We went into a gift shop that also had a few tables and a microwave and a sputtering coffee machine. Ron ate a massive wedge of lemon cake, but for once I wasn’t hungry. I was captivated, to begin with, by the modern hardness of the place; after the damp pinewoods and river shore and our shabby, moldering cabin, the chrome fittings of the coffee machine, the bleached counter and plate-glass window looked to me impossibly new and sharp-angled. I looked around at the girl behind the counter, and two women at another table, and none of them paid me any attention at all.

Ron looked at me. “People seeing us, they might think I’m the father,” he said.

“Does that bother you?” I asked, feeling suddenly the force of the insult to me that was implicit in how much it had bothered Col.

I didn’t mean it cunningly, but the question seemed to present Ron with layer upon layer for measurement and consideration. The answer might be strewn with implications, his silence seemed to say; whatever he replied might be a blunder. Maybe, I thought, I’d asked it mainly because all my conversations about my baby and its father had been with myself. I didn’t really need an answer for any other reason than to satisfy a thirst for words on the subject from another person, the way I might ask for a glass of water.

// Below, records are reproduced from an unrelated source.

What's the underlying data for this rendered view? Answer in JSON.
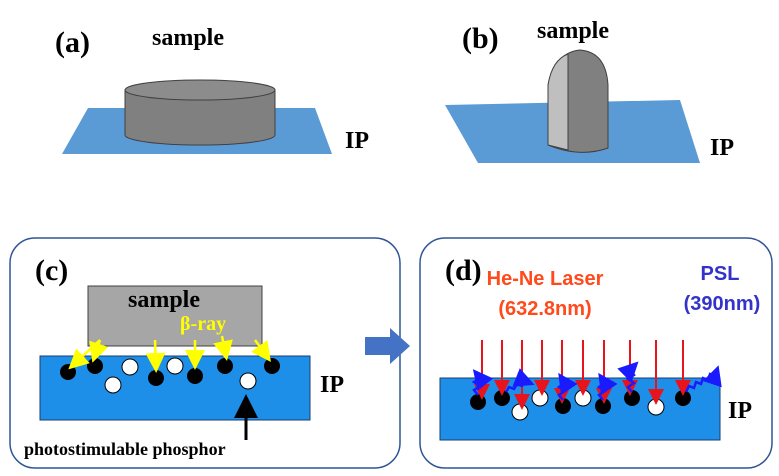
{
  "panel_a": {
    "label": "(a)",
    "sample": "sample",
    "ip": "IP"
  },
  "panel_b": {
    "label": "(b)",
    "sample": "sample",
    "ip": "IP"
  },
  "panel_c": {
    "label": "(c)",
    "sample": "sample",
    "ray": "β-ray",
    "ip": "IP",
    "phosphor": "photostimulable phosphor"
  },
  "panel_d": {
    "label": "(d)",
    "laser": "He-Ne Laser",
    "laser_wavelength": "(632.8nm)",
    "psl": "PSL",
    "psl_wavelength": "(390nm)",
    "ip": "IP"
  }
}
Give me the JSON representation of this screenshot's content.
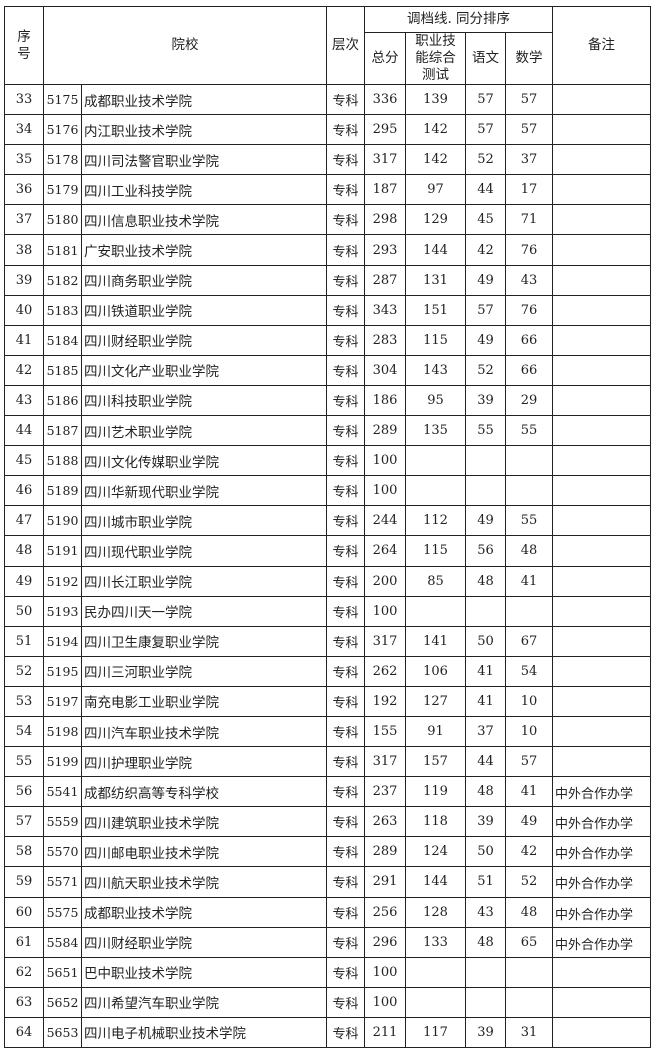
{
  "header": {
    "seq": "序号",
    "school": "院校",
    "level": "层次",
    "group": "调档线. 同分排序",
    "total": "总分",
    "skill": "职业技能综合测试",
    "chinese": "语文",
    "math": "数学",
    "note": "备注"
  },
  "rows": [
    [
      "33",
      "5175",
      "成都职业技术学院",
      "专科",
      "336",
      "139",
      "57",
      "57",
      ""
    ],
    [
      "34",
      "5176",
      "内江职业技术学院",
      "专科",
      "295",
      "142",
      "57",
      "57",
      ""
    ],
    [
      "35",
      "5178",
      "四川司法警官职业学院",
      "专科",
      "317",
      "142",
      "52",
      "37",
      ""
    ],
    [
      "36",
      "5179",
      "四川工业科技学院",
      "专科",
      "187",
      "97",
      "44",
      "17",
      ""
    ],
    [
      "37",
      "5180",
      "四川信息职业技术学院",
      "专科",
      "298",
      "129",
      "45",
      "71",
      ""
    ],
    [
      "38",
      "5181",
      "广安职业技术学院",
      "专科",
      "293",
      "144",
      "42",
      "76",
      ""
    ],
    [
      "39",
      "5182",
      "四川商务职业学院",
      "专科",
      "287",
      "131",
      "49",
      "43",
      ""
    ],
    [
      "40",
      "5183",
      "四川铁道职业学院",
      "专科",
      "343",
      "151",
      "57",
      "76",
      ""
    ],
    [
      "41",
      "5184",
      "四川财经职业学院",
      "专科",
      "283",
      "115",
      "49",
      "66",
      ""
    ],
    [
      "42",
      "5185",
      "四川文化产业职业学院",
      "专科",
      "304",
      "143",
      "52",
      "66",
      ""
    ],
    [
      "43",
      "5186",
      "四川科技职业学院",
      "专科",
      "186",
      "95",
      "39",
      "29",
      ""
    ],
    [
      "44",
      "5187",
      "四川艺术职业学院",
      "专科",
      "289",
      "135",
      "55",
      "55",
      ""
    ],
    [
      "45",
      "5188",
      "四川文化传媒职业学院",
      "专科",
      "100",
      "",
      "",
      "",
      ""
    ],
    [
      "46",
      "5189",
      "四川华新现代职业学院",
      "专科",
      "100",
      "",
      "",
      "",
      ""
    ],
    [
      "47",
      "5190",
      "四川城市职业学院",
      "专科",
      "244",
      "112",
      "49",
      "55",
      ""
    ],
    [
      "48",
      "5191",
      "四川现代职业学院",
      "专科",
      "264",
      "115",
      "56",
      "48",
      ""
    ],
    [
      "49",
      "5192",
      "四川长江职业学院",
      "专科",
      "200",
      "85",
      "48",
      "41",
      ""
    ],
    [
      "50",
      "5193",
      "民办四川天一学院",
      "专科",
      "100",
      "",
      "",
      "",
      ""
    ],
    [
      "51",
      "5194",
      "四川卫生康复职业学院",
      "专科",
      "317",
      "141",
      "50",
      "67",
      ""
    ],
    [
      "52",
      "5195",
      "四川三河职业学院",
      "专科",
      "262",
      "106",
      "41",
      "54",
      ""
    ],
    [
      "53",
      "5197",
      "南充电影工业职业学院",
      "专科",
      "192",
      "127",
      "41",
      "10",
      ""
    ],
    [
      "54",
      "5198",
      "四川汽车职业技术学院",
      "专科",
      "155",
      "91",
      "37",
      "10",
      ""
    ],
    [
      "55",
      "5199",
      "四川护理职业学院",
      "专科",
      "317",
      "157",
      "44",
      "57",
      ""
    ],
    [
      "56",
      "5541",
      "成都纺织高等专科学校",
      "专科",
      "237",
      "119",
      "48",
      "41",
      "中外合作办学"
    ],
    [
      "57",
      "5559",
      "四川建筑职业技术学院",
      "专科",
      "263",
      "118",
      "39",
      "49",
      "中外合作办学"
    ],
    [
      "58",
      "5570",
      "四川邮电职业技术学院",
      "专科",
      "289",
      "124",
      "50",
      "42",
      "中外合作办学"
    ],
    [
      "59",
      "5571",
      "四川航天职业技术学院",
      "专科",
      "291",
      "144",
      "51",
      "52",
      "中外合作办学"
    ],
    [
      "60",
      "5575",
      "成都职业技术学院",
      "专科",
      "256",
      "128",
      "43",
      "48",
      "中外合作办学"
    ],
    [
      "61",
      "5584",
      "四川财经职业学院",
      "专科",
      "296",
      "133",
      "48",
      "65",
      "中外合作办学"
    ],
    [
      "62",
      "5651",
      "巴中职业技术学院",
      "专科",
      "100",
      "",
      "",
      "",
      ""
    ],
    [
      "63",
      "5652",
      "四川希望汽车职业学院",
      "专科",
      "100",
      "",
      "",
      "",
      ""
    ],
    [
      "64",
      "5653",
      "四川电子机械职业技术学院",
      "专科",
      "211",
      "117",
      "39",
      "31",
      ""
    ]
  ]
}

To avoid a long fall into silence, I stood up and said we should get going, and as we walked back over the bridge and set off in the Land Rover down the opposite side of the river toward the city, we began to talk again of this and that, the weather, the way people drove, the cost of things. I pointed out a brash-looking house with a Spanish balcony and pampas grass in the garden, and Ron laughed and said he bet it was called the Hacienda.

So the miles to Inverness, our voices saying nothing in particular, the day itself: all passed along. I bought my clothes while Ron went to a hardware store, and then we had lunch in a shopping center, looking not so different from every other couple there. Ron had been given a cap in the hardware store to promote something or other, and I put it on and he burst out laughing and said I looked like a boy of seventeen. I kept it on, partly because it amused him but also because it felt so good to be lighthearted about the matter of staying unrecognized. Together we shopped in a department store for the things on the list we’d made with Silva, and Ron insisted on paying half. We arranged to drive round to the customer collection point at the back, and we even picked up leaflets about applying for the store’s charge card. By then I felt soothed by the ordinariness of our day; it made me absurdly happy to be out and behaving like everyone else.